Indeed. A long time ago I worked as an internship in one of those places, and cutting the glasses requires special equippment to follow the sample shape and get rid of all the fine dust that is produced while grinding them down. But the work done is usually quite cheap compared to the cost of the glasses themselves, so that is definitly not something I would DIY.
Comment on Replacement prescription eyeglass lenses?
AscendantSquid@lemmy.world 1 day ago
Have you asked a brick-and-mortar eyeglass shop how much they’d do it for? Independently run places tend to be a lot more accommodating in my experience, and asking’s free. Considering how much of a PITA cutting and drilling your own lenses sounds like it would be (not to mention the possibility of breaking them in the process and having to get new ones), it’s worth asking a couple of different shops first.
poVoq@slrpnk.net 1 day ago grue@lemmy.world 1 day ago
How does the process change when they’re rimless glasses (so the only things I need to be concerned about are getting the pupillary distance and axis right, and then drilling a few holes in the correct spots – the edge is just flat-ground instead of a V-bevel and can be whatever arbitrary shape I want)? Surely that reduces the need for a fancy shape-copying machine, right?

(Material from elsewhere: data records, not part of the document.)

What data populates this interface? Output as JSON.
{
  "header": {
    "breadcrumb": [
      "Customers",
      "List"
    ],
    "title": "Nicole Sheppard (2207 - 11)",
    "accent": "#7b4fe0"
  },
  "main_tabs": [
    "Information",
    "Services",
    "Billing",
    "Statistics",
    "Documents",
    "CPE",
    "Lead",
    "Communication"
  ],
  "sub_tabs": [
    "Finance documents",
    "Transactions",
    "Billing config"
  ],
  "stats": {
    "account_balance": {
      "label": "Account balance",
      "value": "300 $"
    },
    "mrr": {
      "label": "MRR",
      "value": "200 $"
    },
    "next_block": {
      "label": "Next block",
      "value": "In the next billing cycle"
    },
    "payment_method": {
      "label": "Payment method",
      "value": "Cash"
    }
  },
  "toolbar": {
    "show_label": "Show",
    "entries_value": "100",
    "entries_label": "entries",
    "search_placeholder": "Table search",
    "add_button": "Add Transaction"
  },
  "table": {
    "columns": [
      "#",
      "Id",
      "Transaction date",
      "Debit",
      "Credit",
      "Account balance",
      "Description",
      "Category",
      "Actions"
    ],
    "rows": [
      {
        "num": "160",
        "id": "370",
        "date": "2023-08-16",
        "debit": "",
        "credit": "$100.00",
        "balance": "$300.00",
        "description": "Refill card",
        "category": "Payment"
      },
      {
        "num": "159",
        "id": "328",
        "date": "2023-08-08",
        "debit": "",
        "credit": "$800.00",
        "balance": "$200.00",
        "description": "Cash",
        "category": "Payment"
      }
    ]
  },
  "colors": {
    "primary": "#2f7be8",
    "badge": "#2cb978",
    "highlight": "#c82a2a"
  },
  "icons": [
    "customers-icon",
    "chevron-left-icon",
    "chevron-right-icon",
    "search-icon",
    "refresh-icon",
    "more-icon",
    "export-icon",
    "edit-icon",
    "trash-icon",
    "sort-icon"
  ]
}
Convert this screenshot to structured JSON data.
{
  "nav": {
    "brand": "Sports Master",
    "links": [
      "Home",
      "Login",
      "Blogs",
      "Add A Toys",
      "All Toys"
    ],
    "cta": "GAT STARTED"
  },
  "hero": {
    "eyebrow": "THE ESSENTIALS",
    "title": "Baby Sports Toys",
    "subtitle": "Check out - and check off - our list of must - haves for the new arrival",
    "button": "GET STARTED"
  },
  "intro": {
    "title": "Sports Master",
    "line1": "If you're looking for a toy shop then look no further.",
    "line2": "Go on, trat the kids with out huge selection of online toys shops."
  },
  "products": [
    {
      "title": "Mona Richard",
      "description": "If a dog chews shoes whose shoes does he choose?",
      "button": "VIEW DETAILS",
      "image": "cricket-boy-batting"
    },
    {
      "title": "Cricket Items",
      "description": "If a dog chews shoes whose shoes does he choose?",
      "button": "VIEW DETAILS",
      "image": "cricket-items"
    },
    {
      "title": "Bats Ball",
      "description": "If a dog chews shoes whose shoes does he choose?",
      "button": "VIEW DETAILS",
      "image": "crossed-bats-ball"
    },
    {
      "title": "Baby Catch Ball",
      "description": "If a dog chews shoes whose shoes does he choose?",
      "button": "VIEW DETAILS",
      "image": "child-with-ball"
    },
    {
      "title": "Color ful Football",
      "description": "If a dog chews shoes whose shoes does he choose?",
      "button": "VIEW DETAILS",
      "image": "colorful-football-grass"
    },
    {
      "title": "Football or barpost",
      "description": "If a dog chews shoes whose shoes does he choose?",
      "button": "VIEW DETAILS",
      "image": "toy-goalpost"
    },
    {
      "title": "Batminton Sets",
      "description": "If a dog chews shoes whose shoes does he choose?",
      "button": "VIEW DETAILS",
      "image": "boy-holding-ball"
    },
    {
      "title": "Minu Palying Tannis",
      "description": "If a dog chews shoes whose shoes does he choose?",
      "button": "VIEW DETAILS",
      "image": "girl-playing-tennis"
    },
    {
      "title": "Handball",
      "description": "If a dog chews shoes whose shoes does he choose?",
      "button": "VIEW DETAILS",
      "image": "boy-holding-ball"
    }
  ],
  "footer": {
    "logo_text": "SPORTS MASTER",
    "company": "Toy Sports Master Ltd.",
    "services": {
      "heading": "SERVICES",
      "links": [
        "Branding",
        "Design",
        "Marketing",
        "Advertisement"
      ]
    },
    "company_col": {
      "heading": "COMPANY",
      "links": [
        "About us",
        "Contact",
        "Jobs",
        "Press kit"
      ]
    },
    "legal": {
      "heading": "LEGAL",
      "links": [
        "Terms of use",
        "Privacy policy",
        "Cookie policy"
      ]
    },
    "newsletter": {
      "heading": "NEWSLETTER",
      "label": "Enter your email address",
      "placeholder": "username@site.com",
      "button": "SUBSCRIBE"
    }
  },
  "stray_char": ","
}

poVoq@slrpnk.net 1 day ago For rimmless glasses they have positive shapes supplied by the frame manufacturer that the machine can follow. But usually the shape isn’t that important for rimmless glasses so they can likely find a form in their stock that is similar enough to your current glasses shape.
grue@lemmy.world 1 day ago
I haven’t asked a brick-and-mortar shop yet because I had found out that I couldn’t just buy identical new ones minutes before writing the post. I’ll try that, although I’ll have to do some searching to find an optician around here that isn’t a chain.